GTA IV est sorti hier et comme d'hab, la fenêtre blafarde qui sert d'yeux, d'oreilles voire de cerveau à une grande partie de la population française déblatère les mêmes conneries sur la violence / l'immoralité / l'obscénité de la chose pendant que les fans de jeux vidéo se mettent en colère. Oublions ces hystéries médiatiques et disons-le clairement : après une demi-douzaine d'heures de jeu, impossible de nier que GTA IV mérite son succès (les six millions d'exemplaires mis sur le marché dans le monde doivent déjà avoir disparu des rayons).

Le jeu est important à plus d'un titre. Ecrit, doublé, rythmé et mis en scène avec talent, doté d'une bande-originale très classe, immersif, foisonnant, drôle, intelligent, il élève encore les standards de narration et de fabrication en vigueur dans le jeu vidéo - à cet égard, GTA IV n'a rien à envier à un bon film.

Mais surtout, ces qualités de présentation se mettent au service de thèmes intéressants et contemporains. D'ailleurs, on n'a jamais vu un résumé de jaquette de jeu vidéo aussi politique :
"Pour Niko Bellic, fraîchement débarqué du cargo dans lequel il a quitté l’Europe, son arrivée est l’espoir d’échapper à son passé. Pour son cousin, Roman, c’est la possibilité de faire fortune ensemble à Liberté City, une ville où tout est possible.

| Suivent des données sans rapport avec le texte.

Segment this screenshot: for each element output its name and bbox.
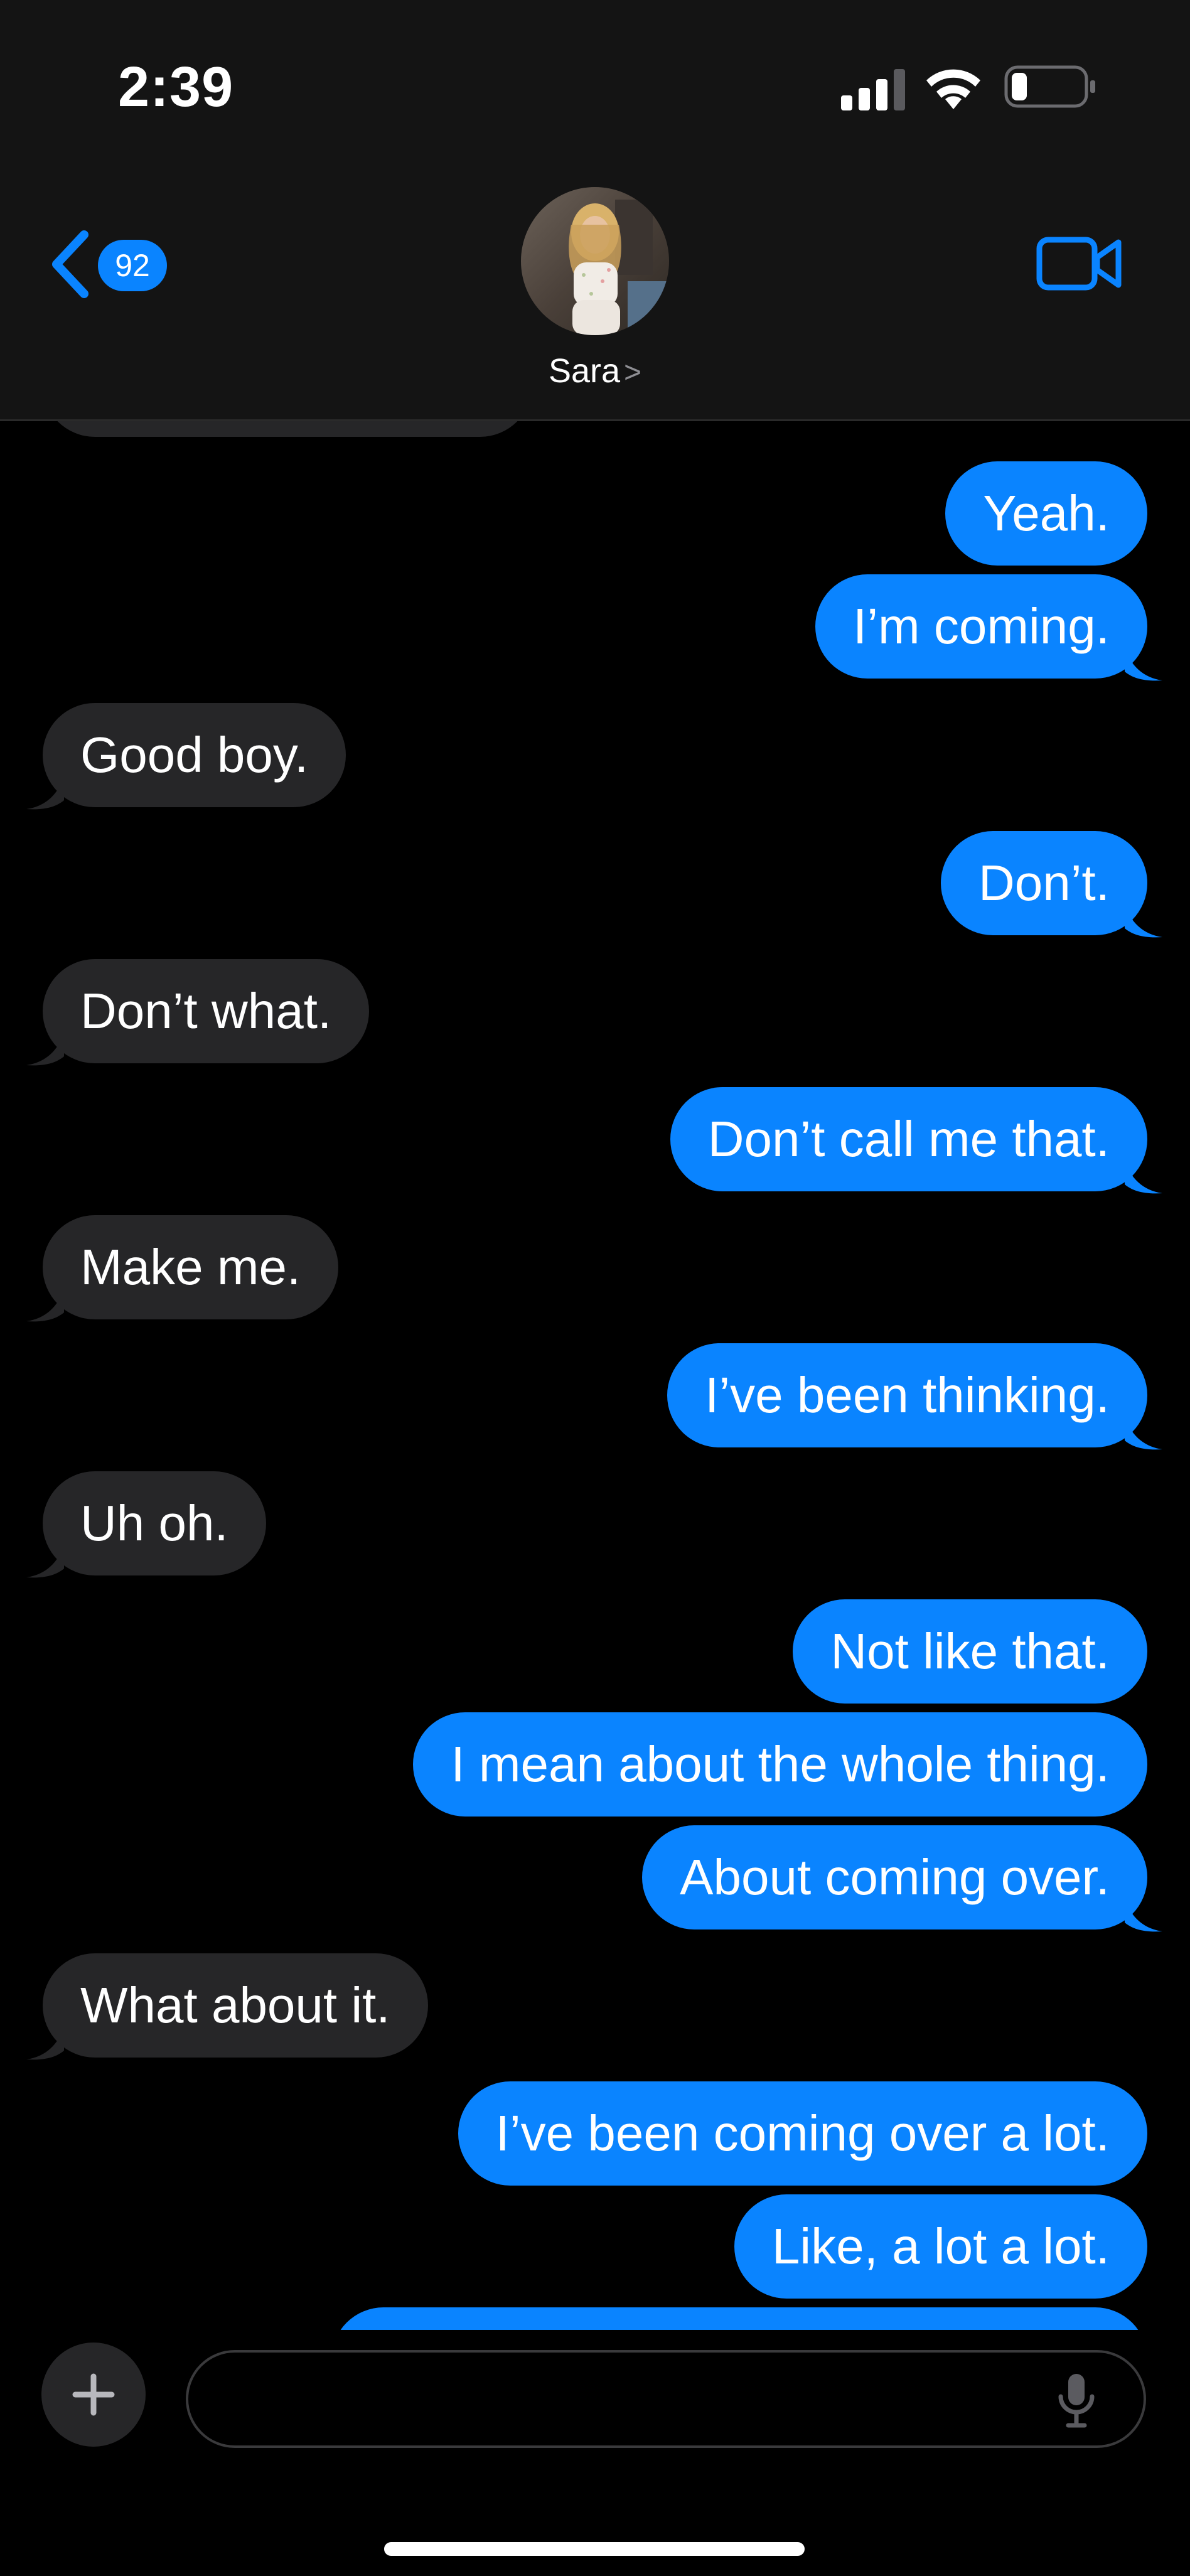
wifi-icon	[926, 69, 980, 109]
message-bubble-received[interactable]: Make me.	[43, 1215, 339, 1319]
status-time: 2:39	[118, 56, 234, 119]
bubble-tail	[1125, 903, 1162, 938]
conversation-header: 2:39 92 Sara >	[0, 0, 1190, 421]
avatar-image	[521, 187, 669, 335]
bubble-tail	[26, 775, 64, 810]
message-bubble-sent[interactable]: I’m coming.	[815, 574, 1147, 679]
message-bubble-received[interactable]: Uh oh.	[43, 1471, 266, 1575]
microphone-icon[interactable]	[1054, 2371, 1098, 2429]
bubble-tail	[1125, 1897, 1162, 1932]
bubble-tail	[26, 1543, 64, 1578]
message-input[interactable]	[186, 2350, 1146, 2448]
message-bubble-received[interactable]: Don’t what.	[43, 959, 370, 1063]
bubble-tail	[1125, 1415, 1162, 1450]
message-bubble-sent[interactable]: I’ve been thinking.	[667, 1343, 1147, 1447]
add-attachment-button[interactable]	[41, 2343, 146, 2447]
unread-count-badge: 92	[98, 240, 167, 291]
cellular-signal-icon	[841, 69, 905, 110]
contact-avatar[interactable]	[521, 187, 669, 335]
video-call-icon[interactable]	[1036, 232, 1123, 295]
message-bubble-sent[interactable]: Like, a lot a lot.	[734, 2194, 1147, 2299]
plus-icon	[72, 2373, 115, 2416]
message-bubble-received[interactable]: Good boy.	[43, 703, 346, 807]
battery-icon	[1004, 65, 1095, 108]
message-bubble-sent[interactable]: Don’t call me that.	[670, 1087, 1147, 1191]
bubble-tail	[1125, 1159, 1162, 1194]
message-bubble-sent[interactable]: Not like that.	[793, 1599, 1147, 1704]
message-bubble-sent[interactable]: I’ve been coming over a lot.	[458, 2081, 1147, 2186]
chevron-right-icon: >	[624, 356, 642, 389]
contact-name: Sara	[548, 352, 621, 390]
message-bubble-sent[interactable]: I mean about the whole thing.	[413, 1712, 1147, 1817]
bubble-tail	[1125, 647, 1162, 681]
message-bubble-sent[interactable]: About coming over.	[642, 1825, 1147, 1929]
message-bubble-received[interactable]: What about it.	[43, 1953, 428, 2058]
back-button[interactable]: 92	[48, 226, 173, 301]
contact-name-button[interactable]: Sara >	[0, 352, 1190, 390]
bubble-tail	[26, 2026, 64, 2060]
message-bubble-sent[interactable]: Yeah.	[945, 461, 1147, 566]
home-indicator	[384, 2542, 805, 2556]
chevron-left-icon	[52, 230, 88, 298]
bubble-tail	[26, 1287, 64, 1322]
bubble-tail	[26, 1031, 64, 1066]
message-bubble-sent[interactable]: Don’t.	[941, 831, 1147, 935]
message-composer	[0, 2330, 1190, 2576]
messages-screen: Yeah. I’m coming. Good boy. Don’t. Don’t…	[0, 0, 1190, 2576]
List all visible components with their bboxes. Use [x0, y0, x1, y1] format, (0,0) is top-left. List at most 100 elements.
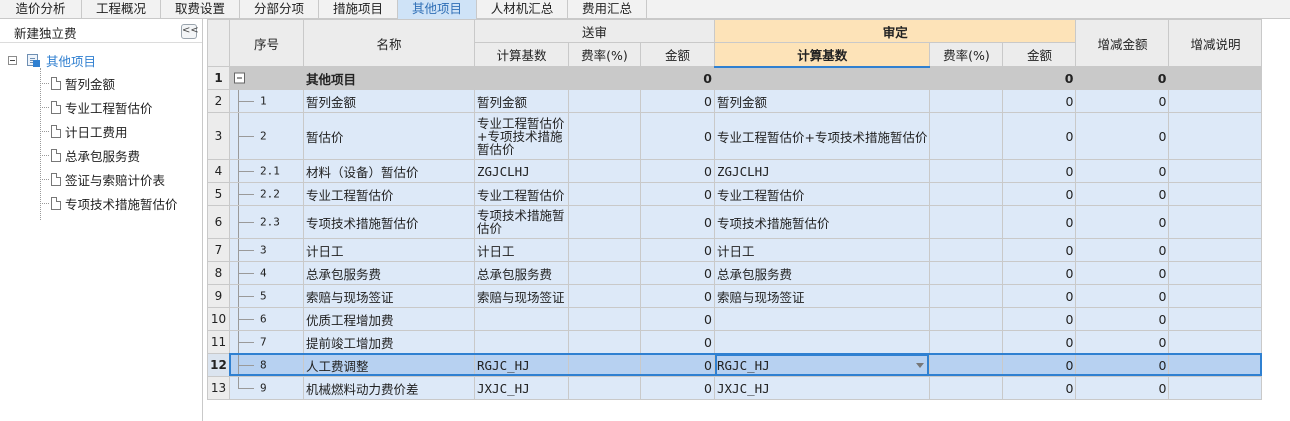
submitted-rate-cell[interactable] — [568, 376, 641, 400]
approved-amount-cell[interactable]: 0 — [1002, 284, 1077, 308]
tree-item-daywork[interactable]: 计日工费用 — [40, 122, 128, 140]
row-number-cell[interactable]: 5 — [207, 182, 230, 206]
name-cell[interactable]: 暂列金额 — [303, 89, 475, 113]
approved-amount-cell[interactable]: 0 — [1002, 205, 1077, 239]
submitted-rate-cell[interactable] — [568, 205, 641, 239]
table-row[interactable]: 3 2 暂估价 专业工程暂估价+专项技术措施暂估价 0 专业工程暂估价+专项技术措施暂估价… — [207, 112, 1263, 160]
submitted-base-cell[interactable] — [474, 330, 569, 354]
diff-note-cell[interactable] — [1168, 353, 1263, 377]
seq-cell[interactable] — [229, 66, 304, 90]
table-row[interactable]: 7 3 计日工 计日工 0 计日工 0 0 — [207, 238, 1263, 262]
name-cell[interactable]: 暂估价 — [303, 112, 475, 160]
approved-base-cell[interactable] — [713, 330, 931, 354]
approved-base-cell[interactable]: 专业工程暂估价+专项技术措施暂估价 — [713, 112, 931, 160]
submitted-rate-cell[interactable] — [568, 66, 641, 90]
diff-note-cell[interactable] — [1168, 205, 1263, 239]
submitted-rate-cell[interactable] — [568, 353, 641, 377]
row-number-cell[interactable]: 7 — [207, 238, 230, 262]
tree-item-specialty-estimate[interactable]: 专业工程暂估价 — [40, 98, 153, 116]
submitted-amount-cell[interactable]: 0 — [640, 284, 715, 308]
seq-cell[interactable]: 3 — [229, 238, 304, 262]
submitted-amount-cell[interactable]: 0 — [640, 205, 715, 239]
new-standalone-fee-title[interactable]: 新建独立费 — [14, 23, 77, 42]
approved-amount-cell[interactable]: 0 — [1002, 89, 1077, 113]
seq-cell[interactable]: 7 — [229, 330, 304, 354]
row-number-cell[interactable]: 6 — [207, 205, 230, 239]
seq-cell[interactable]: 2.3 — [229, 205, 304, 239]
submitted-rate-cell[interactable] — [568, 261, 641, 285]
diff-amount-cell[interactable]: 0 — [1075, 238, 1170, 262]
approved-base-cell[interactable]: JXJC_HJ — [713, 376, 931, 400]
table-row[interactable]: 9 5 索赔与现场签证 索赔与现场签证 0 索赔与现场签证 0 0 — [207, 284, 1263, 308]
table-row[interactable]: 10 6 优质工程增加费 0 0 0 — [207, 307, 1263, 331]
approved-rate-cell[interactable] — [929, 66, 1004, 90]
approved-amount-cell[interactable]: 0 — [1002, 330, 1077, 354]
header-diff-amount[interactable]: 增减金额 — [1075, 19, 1170, 67]
submitted-base-cell[interactable]: RGJC_HJ — [474, 353, 569, 377]
grid-corner[interactable] — [207, 19, 230, 67]
collapse-node-icon[interactable] — [234, 72, 245, 84]
tree-item-provisional-sum[interactable]: 暂列金额 — [40, 74, 115, 92]
submitted-rate-cell[interactable] — [568, 89, 641, 113]
seq-cell[interactable]: 4 — [229, 261, 304, 285]
table-row[interactable]: 11 7 提前竣工增加费 0 0 0 — [207, 330, 1263, 354]
name-cell[interactable]: 专业工程暂估价 — [303, 182, 475, 206]
header-approved-amount[interactable]: 金额 — [1002, 42, 1077, 67]
approved-base-cell[interactable]: 专项技术措施暂估价 — [713, 205, 931, 239]
diff-note-cell[interactable] — [1168, 307, 1263, 331]
approved-amount-cell[interactable]: 0 — [1002, 66, 1077, 90]
row-number-cell[interactable]: 13 — [207, 376, 230, 400]
approved-rate-cell[interactable] — [929, 284, 1004, 308]
diff-amount-cell[interactable]: 0 — [1075, 112, 1170, 160]
approved-rate-cell[interactable] — [929, 353, 1004, 377]
approved-rate-cell[interactable] — [929, 376, 1004, 400]
tree-root-other-items[interactable]: 其他项目 — [8, 52, 96, 69]
tab-cost-analysis[interactable]: 造价分析 — [0, 0, 82, 19]
header-submitted-base[interactable]: 计算基数 — [474, 42, 569, 67]
name-cell[interactable]: 其他项目 — [303, 66, 475, 90]
diff-note-cell[interactable] — [1168, 330, 1263, 354]
row-number-cell[interactable]: 8 — [207, 261, 230, 285]
seq-cell[interactable]: 1 — [229, 89, 304, 113]
diff-amount-cell[interactable]: 0 — [1075, 353, 1170, 377]
header-submitted-amount[interactable]: 金额 — [640, 42, 715, 67]
submitted-amount-cell[interactable]: 0 — [640, 261, 715, 285]
submitted-rate-cell[interactable] — [568, 112, 641, 160]
submitted-base-cell[interactable]: 索赔与现场签证 — [474, 284, 569, 308]
tab-project-overview[interactable]: 工程概况 — [82, 0, 161, 19]
diff-amount-cell[interactable]: 0 — [1075, 330, 1170, 354]
approved-rate-cell[interactable] — [929, 89, 1004, 113]
submitted-base-cell[interactable]: 专业工程暂估价 — [474, 182, 569, 206]
tree-item-claims-table[interactable]: 签证与索赔计价表 — [40, 170, 165, 188]
header-seq[interactable]: 序号 — [229, 19, 304, 67]
diff-amount-cell[interactable]: 0 — [1075, 261, 1170, 285]
table-row[interactable]: 5 2.2 专业工程暂估价 专业工程暂估价 0 专业工程暂估价 0 0 — [207, 182, 1263, 206]
diff-amount-cell[interactable]: 0 — [1075, 205, 1170, 239]
header-submitted-rate[interactable]: 费率(%) — [568, 42, 641, 67]
table-row[interactable]: 12 8 人工费调整 RGJC_HJ 0 RGJC_HJ 0 0 — [207, 353, 1263, 377]
diff-amount-cell[interactable]: 0 — [1075, 66, 1170, 90]
submitted-base-cell[interactable]: 计日工 — [474, 238, 569, 262]
table-row[interactable]: 1 其他项目 0 0 0 — [207, 66, 1263, 90]
approved-rate-cell[interactable] — [929, 330, 1004, 354]
submitted-rate-cell[interactable] — [568, 307, 641, 331]
seq-cell[interactable]: 6 — [229, 307, 304, 331]
row-number-cell[interactable]: 10 — [207, 307, 230, 331]
submitted-rate-cell[interactable] — [568, 182, 641, 206]
diff-note-cell[interactable] — [1168, 238, 1263, 262]
approved-base-cell[interactable]: RGJC_HJ — [713, 353, 931, 377]
approved-amount-cell[interactable]: 0 — [1002, 307, 1077, 331]
seq-cell[interactable]: 2.2 — [229, 182, 304, 206]
approved-amount-cell[interactable]: 0 — [1002, 353, 1077, 377]
submitted-base-cell[interactable]: ZGJCLHJ — [474, 159, 569, 183]
diff-amount-cell[interactable]: 0 — [1075, 89, 1170, 113]
collapse-node-icon[interactable] — [8, 55, 17, 65]
submitted-amount-cell[interactable]: 0 — [640, 182, 715, 206]
diff-note-cell[interactable] — [1168, 261, 1263, 285]
seq-cell[interactable]: 2 — [229, 112, 304, 160]
header-approved-rate[interactable]: 费率(%) — [929, 42, 1004, 67]
approved-amount-cell[interactable]: 0 — [1002, 112, 1077, 160]
submitted-base-cell[interactable]: 暂列金额 — [474, 89, 569, 113]
submitted-amount-cell[interactable]: 0 — [640, 112, 715, 160]
submitted-base-cell[interactable]: 专业工程暂估价+专项技术措施暂估价 — [474, 112, 569, 160]
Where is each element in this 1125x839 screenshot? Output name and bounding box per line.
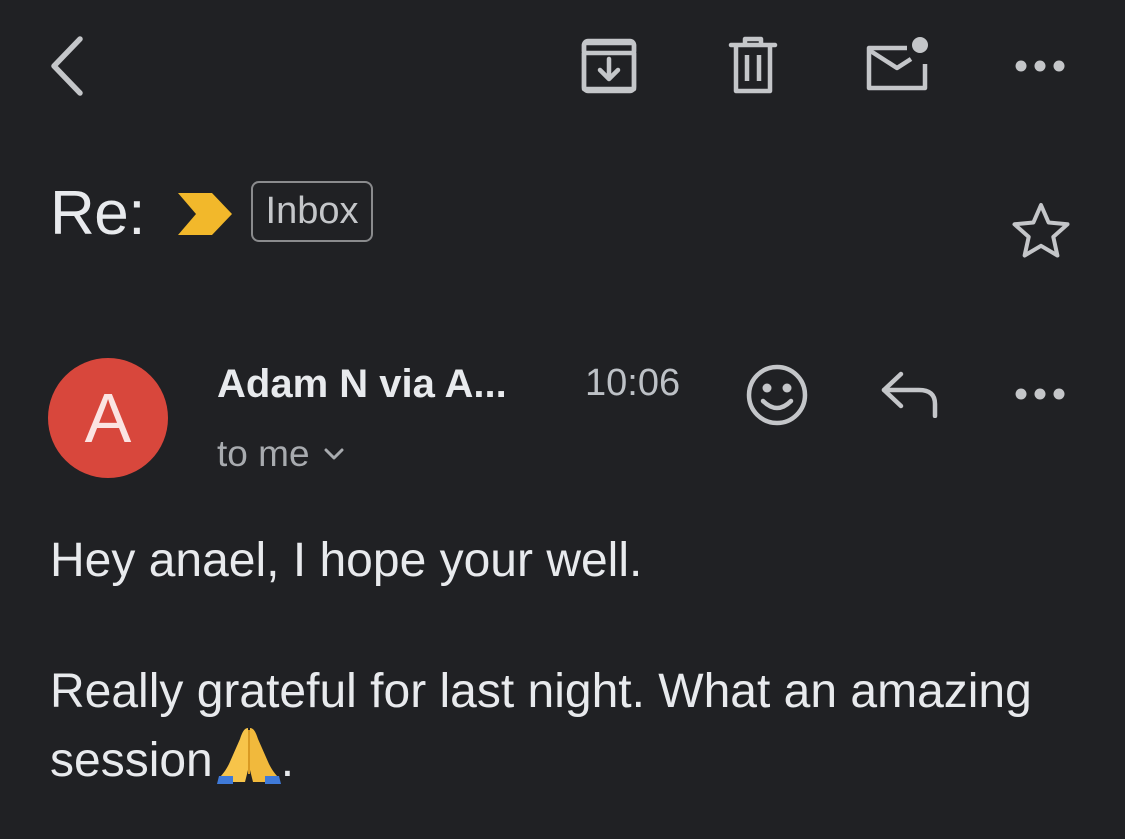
- message-body-text: Really grateful for last night. What an …: [50, 665, 1032, 787]
- archive-icon: [581, 38, 637, 94]
- back-button[interactable]: [34, 30, 98, 102]
- trash-icon: [728, 36, 778, 94]
- star-outline-icon: [1012, 203, 1070, 258]
- message-body-paragraph-2: Really grateful for last night. What an …: [50, 659, 1050, 801]
- smiley-icon: [746, 364, 808, 426]
- reply-icon: [881, 371, 938, 418]
- folded-hands-icon: [216, 728, 281, 784]
- more-horizontal-icon: [1015, 388, 1065, 400]
- mail-unread-icon: [866, 37, 928, 91]
- avatar[interactable]: A: [48, 358, 168, 478]
- message-more-button[interactable]: [1008, 374, 1072, 414]
- more-horizontal-icon: [1015, 60, 1065, 72]
- chevron-down-icon: [324, 448, 344, 460]
- importance-icon: [178, 193, 232, 235]
- emoji-react-button[interactable]: [742, 360, 812, 430]
- sender-name: Adam N via A...: [217, 362, 507, 406]
- archive-button[interactable]: [575, 34, 643, 98]
- reply-button[interactable]: [876, 368, 942, 420]
- chevron-left-icon: [51, 36, 83, 96]
- label-chip-inbox[interactable]: Inbox: [251, 181, 373, 242]
- star-button[interactable]: [1008, 198, 1074, 262]
- delete-button[interactable]: [722, 32, 784, 98]
- folded-hands-emoji: [216, 724, 281, 801]
- recipient-details-toggle[interactable]: to me: [217, 433, 344, 475]
- email-subject: Re:: [50, 179, 145, 248]
- message-body-paragraph: Hey anael, I hope your well.: [50, 534, 643, 587]
- message-body-trailing: .: [280, 734, 295, 787]
- message-time: 10:06: [585, 362, 681, 404]
- importance-marker[interactable]: [178, 193, 232, 240]
- more-options-button[interactable]: [1008, 46, 1072, 86]
- mark-unread-button[interactable]: [860, 32, 934, 96]
- recipient-label: to me: [217, 433, 310, 474]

Au fur et à mesure que leurs dettes s’accumulent et qu’ils tombent dans le milieu du crime poussé par une série d'escrocs, de voleurs et de sociopathes, ils découvrent que la réalité est bien différente du rêve dans une ville qui voue un culte à l'argent et au statut social, une ville qui se révèle être un paradis pour les uns et un cauchemar vivant pour les autres".
Une fois encore, GTA s'affirme comme une satire des valeurs américaines, ici perçues depuis le point de vue de Bellic, immigré serbe ayant connu la guerre civile en Bosnie. D'emblée, le jeu égratigne l'American Dream. Si la trajectoire psychologique du héros est peut-être trop abrupte, les émotions qu'il communique (surprenante subtilité des expressions faciales) et la richesse des thèmes abordés ne laissent pas d'étonner. Au détour d'un dialogue, les personnages parlent de la vacuité de la religion, de "cette ville qui rend les gens fous", voire de la nature humaine... (les glaçants récits de guerre de Bellic) Certains d'entre eux, comme Brucie le fan de fitness grande gueule, sont des caricatures suffisamment bien vues et nuancées pour être marrantes et efficaces.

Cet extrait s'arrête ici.